I quite enjoy thinking about creating data formats. Here's a hopefully quick brain dump for you:
A hot data format is one that only makes sense with the application running because it contains references to objects/entities/data that are not actually a part of the format, or it contains references that can only be looked up using a data structure that is not internal to the format. The most obvious version of this is if the format contains pointers, but this can also mean indexes into arrays that are external to the data block, hashed strings, etc. A cold data format is basically a "not hot" format. A cold data format can be loaded into any application, and stored at any address. They are never missing any information under any context.
Should the data be converted or dumped to file as is?
Should the data be stringized?
- If your data formats are "hot" you'll have to do some serialization or you'll have to make them all cold even at runtime... I have found from experience that I prefer to let data formats be hot at run time if that's how they naturally turn out, and just write a routine that converts hot to cold and cold to hot.
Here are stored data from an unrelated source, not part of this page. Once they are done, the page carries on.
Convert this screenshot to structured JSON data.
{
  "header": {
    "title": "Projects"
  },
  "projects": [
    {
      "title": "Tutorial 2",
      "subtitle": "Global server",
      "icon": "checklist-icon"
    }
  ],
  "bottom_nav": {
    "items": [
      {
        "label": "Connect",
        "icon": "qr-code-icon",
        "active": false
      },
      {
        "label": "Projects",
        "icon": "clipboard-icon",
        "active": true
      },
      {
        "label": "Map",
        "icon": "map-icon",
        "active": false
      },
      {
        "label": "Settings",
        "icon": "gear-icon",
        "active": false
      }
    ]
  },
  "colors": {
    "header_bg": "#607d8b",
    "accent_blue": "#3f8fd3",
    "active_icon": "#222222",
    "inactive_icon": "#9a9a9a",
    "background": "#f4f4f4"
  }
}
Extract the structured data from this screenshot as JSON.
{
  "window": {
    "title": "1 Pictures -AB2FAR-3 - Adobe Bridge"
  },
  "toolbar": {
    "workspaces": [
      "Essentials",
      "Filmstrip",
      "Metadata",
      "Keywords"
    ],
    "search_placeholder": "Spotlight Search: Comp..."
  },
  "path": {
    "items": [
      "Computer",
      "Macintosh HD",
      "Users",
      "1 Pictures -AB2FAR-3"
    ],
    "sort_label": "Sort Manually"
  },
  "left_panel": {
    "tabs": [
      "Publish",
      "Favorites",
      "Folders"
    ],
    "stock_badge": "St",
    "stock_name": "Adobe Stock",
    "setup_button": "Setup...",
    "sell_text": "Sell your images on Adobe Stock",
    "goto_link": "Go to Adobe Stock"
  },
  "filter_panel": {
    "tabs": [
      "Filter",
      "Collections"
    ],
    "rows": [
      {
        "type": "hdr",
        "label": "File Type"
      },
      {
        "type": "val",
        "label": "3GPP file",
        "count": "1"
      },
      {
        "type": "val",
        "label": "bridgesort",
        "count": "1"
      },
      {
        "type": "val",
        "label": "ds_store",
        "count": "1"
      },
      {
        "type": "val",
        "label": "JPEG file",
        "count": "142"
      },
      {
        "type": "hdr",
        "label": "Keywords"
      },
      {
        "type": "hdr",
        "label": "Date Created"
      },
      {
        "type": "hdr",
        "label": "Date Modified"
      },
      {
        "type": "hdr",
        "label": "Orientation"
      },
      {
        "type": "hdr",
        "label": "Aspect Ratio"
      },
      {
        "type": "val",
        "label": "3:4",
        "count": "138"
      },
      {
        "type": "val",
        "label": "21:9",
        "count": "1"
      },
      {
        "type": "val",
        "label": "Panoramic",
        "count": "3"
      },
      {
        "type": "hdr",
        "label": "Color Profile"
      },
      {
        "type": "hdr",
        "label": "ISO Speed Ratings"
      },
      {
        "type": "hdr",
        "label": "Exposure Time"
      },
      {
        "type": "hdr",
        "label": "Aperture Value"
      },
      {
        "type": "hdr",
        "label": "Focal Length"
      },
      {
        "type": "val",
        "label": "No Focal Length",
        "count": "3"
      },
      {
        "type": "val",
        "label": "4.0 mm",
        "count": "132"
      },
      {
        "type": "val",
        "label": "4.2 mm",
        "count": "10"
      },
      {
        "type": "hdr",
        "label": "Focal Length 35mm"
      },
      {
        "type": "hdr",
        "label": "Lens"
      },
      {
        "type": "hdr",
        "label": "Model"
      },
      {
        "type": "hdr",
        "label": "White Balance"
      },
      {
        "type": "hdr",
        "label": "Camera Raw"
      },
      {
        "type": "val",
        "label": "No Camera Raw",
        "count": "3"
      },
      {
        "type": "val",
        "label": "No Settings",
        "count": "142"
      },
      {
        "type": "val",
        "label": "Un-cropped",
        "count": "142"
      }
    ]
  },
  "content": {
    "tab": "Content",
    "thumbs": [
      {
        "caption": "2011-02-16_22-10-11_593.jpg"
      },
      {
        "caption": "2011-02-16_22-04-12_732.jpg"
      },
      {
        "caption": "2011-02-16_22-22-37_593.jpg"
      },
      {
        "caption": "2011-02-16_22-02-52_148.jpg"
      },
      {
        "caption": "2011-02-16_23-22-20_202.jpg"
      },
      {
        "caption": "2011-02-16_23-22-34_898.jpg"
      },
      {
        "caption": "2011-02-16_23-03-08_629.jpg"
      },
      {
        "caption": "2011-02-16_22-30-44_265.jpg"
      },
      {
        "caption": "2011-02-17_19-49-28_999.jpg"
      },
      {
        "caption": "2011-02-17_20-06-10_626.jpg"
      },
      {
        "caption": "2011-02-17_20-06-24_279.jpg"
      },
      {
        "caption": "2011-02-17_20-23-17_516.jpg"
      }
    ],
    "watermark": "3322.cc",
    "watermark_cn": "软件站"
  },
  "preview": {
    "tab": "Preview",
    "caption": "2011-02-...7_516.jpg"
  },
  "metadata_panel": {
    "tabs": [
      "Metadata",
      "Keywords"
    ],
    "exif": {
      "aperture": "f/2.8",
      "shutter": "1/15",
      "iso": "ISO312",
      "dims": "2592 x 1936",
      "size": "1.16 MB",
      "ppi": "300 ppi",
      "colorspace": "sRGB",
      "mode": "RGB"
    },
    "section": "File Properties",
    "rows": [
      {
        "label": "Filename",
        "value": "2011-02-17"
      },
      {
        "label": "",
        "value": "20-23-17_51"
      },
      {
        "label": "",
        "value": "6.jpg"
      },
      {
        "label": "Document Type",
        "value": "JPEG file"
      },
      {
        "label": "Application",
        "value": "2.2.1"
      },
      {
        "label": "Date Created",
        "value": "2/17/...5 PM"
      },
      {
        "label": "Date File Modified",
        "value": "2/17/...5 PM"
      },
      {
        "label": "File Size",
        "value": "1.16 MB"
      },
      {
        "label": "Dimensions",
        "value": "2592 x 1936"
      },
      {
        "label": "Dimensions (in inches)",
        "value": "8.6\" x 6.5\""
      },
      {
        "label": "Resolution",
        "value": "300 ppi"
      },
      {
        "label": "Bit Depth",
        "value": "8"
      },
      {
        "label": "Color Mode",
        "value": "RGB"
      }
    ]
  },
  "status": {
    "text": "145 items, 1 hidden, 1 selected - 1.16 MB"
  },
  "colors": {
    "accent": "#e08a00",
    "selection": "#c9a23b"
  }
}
- Big data should pretty much never be text.
- If you're likely to have bugs that corrupt the data, text formats really help to speed up debugging.
- If your tools for producing the data are still maturing, text formats make it easier to get usable sample data.
- A complex format, i.e. lots of references between things, takes a lot more work to stringize and destringize. I have found that text is a big win when the data is small, has only a few "types", and does not have to contain lots of references. I have also found that when text does go wrong it goes wrong quickly.
Hope this helps you think it through!